В конце концов мне пришлось забросить богословие. Я засунул библию в духовку, от глаз подальше, и, забыв о ней, возобновил размышления, прерванные приходом преподобного Маркуэнда. Собственно, они сводились к тому, что единственный факт, в котором я мог быть уверен, - убийство дядюшки Мэтта. Начав с этого факта, я, если очень повезет, сумею раскопать еще несколько достоверных фактов.
Что ж, прекрасно. На тот случай, если Герти удастся убежать от похитителей, я оставил ей записку, в которой обещал время от времени позванивать, и отправился в библиотеку, чтобы просмотреть газетные сообщения об убийствах.
Одинокий искатель вышел на след.
Глава 15
"Дейли-ньюс" сочла моего дядюшку Мэтта скучной личностью, но всячески избегала говорить об этом прямо. В конце концов газета выставила его полузагадочным полумиллионером полупреклонных лет, составившим полоумное завещание, имевшим полупонятную биографию и полуголую стриптизерку в качестве полусиделки-полулежалки. Дабы покончить с этой половинчатостью и довершить дело, судьба, в придачу ко всему, ополовинила его земной срок, сделав дядьку жертвой убийства, которое произошло в его роскошной полуторной квартире на Южной Сентрал-Парк-авеню, причем убийца до сих пор не был найден. Было совершенно очевидно, что "Ньюс" надеялась сорвать большой куш на дядюшке Мэтте, но не смогла по-настоящему взять его в оборот и сделала дело только наполовину. Все статьи, посвященные убийству дядьки, где-то с середины начинали повествовать о чем-нибудь совсем другом, например, о братьях Коллиер, с которыми дядюшка, по-моему, не имел ничего общего, за исключением того обстоятельства, что они тоже умерли, были богаты и принадлежали к белой расе.
И все же "Дейли-ньюс" оказалась единственным пригодным к использованию источником сведений. "Таймс" ограничилась сухой бессодержательной заметкой, напечатанной на другой день после убийства, остальные газеты были немногим лучше, и только "Ньюс" разродилась выводком статей. Что ж, положение обязывает.
Ну, ладно. В мешанине многочисленных ссылок на Браунинга и Джека Лондона (не спрашивайте меня, как они это сделали) я отыскал, наконец, голые факты и старательно занес их в записную книжку, приобретенную специально для этой цели.
Дядюшку Мэтта убили в понедельник вечером, восьмого мая, семнадцать дней назад. Тем вечером Герти отправилась в кино в обществе своего приятеля по имени Гас Рикович и вернулась в дядькину квартиру только в половине второго ночи. Обнаружив труп, она тотчас позвонила в полицию. По свидетельству врача, смерть наступила между десятью и одиннадцатью часами вечера в результате удара по затылку тупым предметом, которого не нашли ни на месте преступления, ни в ходе дальнейших следственных действий. Признаков насильственного вторжения в квартиру обнаружено не было, равно как и следов борьбы. Насколько было известно Герти (во всяком случае, так она заявила полицейским и пишущей братии), дядя Мэтт не ждал никаких гостей или посетителей.

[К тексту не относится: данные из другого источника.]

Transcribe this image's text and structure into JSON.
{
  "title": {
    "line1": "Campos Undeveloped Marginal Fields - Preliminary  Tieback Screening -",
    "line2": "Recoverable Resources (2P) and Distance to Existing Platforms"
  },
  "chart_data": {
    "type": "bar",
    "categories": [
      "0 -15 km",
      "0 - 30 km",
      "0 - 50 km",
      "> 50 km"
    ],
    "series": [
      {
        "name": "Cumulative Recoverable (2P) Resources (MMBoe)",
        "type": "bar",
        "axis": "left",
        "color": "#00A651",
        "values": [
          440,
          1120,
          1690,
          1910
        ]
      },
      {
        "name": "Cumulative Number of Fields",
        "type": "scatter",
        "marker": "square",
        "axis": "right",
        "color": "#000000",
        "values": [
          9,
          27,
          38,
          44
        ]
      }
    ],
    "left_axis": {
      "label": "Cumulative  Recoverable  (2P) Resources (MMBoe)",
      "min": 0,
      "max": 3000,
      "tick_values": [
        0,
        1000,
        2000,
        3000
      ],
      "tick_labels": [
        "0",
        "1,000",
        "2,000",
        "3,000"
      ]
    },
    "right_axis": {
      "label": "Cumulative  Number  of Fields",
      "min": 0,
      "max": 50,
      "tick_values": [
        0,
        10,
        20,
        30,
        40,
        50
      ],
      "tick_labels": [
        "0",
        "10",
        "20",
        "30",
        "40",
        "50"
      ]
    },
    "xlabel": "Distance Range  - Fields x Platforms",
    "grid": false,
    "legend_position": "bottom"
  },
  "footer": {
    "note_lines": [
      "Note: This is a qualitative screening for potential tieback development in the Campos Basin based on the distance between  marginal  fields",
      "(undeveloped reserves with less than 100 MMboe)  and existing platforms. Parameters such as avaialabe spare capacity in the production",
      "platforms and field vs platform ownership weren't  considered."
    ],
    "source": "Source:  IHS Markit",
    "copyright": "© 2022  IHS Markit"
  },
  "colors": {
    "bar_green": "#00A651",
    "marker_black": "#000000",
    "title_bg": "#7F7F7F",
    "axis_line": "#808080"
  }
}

Убийство человека, который вот-вот должен был умереть от рака, настолько поразило "Дейли-ньюс", что газета даже напечатала интервью с врачом дяди Мэтта, неким Луцием Осбертсоном, который, судя по тексту, был человеком надменным и напыщенным, но всякий, кто умел читать между строк, без труда уловил бы тихие сетования по поводу потери надежного источника доходов.
Последующие статьи едва ли сообщали что-то новое. Полиция вяло брела по сужающейся спирали, будто горстка побежденных индейцев, сбившихся с тропы войны. Довольно много внимания было уделено Герти. В газете появились ее фотографии, интервью с ней, был приведен послужной список эстрадной звезды.
О Гасе Риковиче больше не упоминалось. Тут и там мелькали намеки на странное завещание, которое, судя по всему, оставил дядя Мэтт, но его содержание тогда еще не было предано огласке, а значит, не упоминалось и мое имя. Когда свет юпитеров, наконец, озарил и меня, история про дядюшку Мэтта уже была мертвее, чем он сам. На шестой день после убийства даже "Дейли-ньюс" больше не могла написать о нем ничего нового.
Когда я покинул библиотеку с распухшей от сведений записной книжкой, было пять часов - разгар ежевечернего самоистязания, именуемого часом пик.
Я был на Сорок третьей улице, к западу от Десятой авеню, и решил, что пуститься в путь на своих двоих будет разумнее, чем пытаться поймать такси или втиснуться в автобус на Девятой авеню. Вероятно, пешком я мог добраться до места назначения быстрее, чем на транспорте. Передвигаясь неспешным шагом, я покрыл расстояние за двадцать пять минут, причем никто ни разу не выстрелил в меня.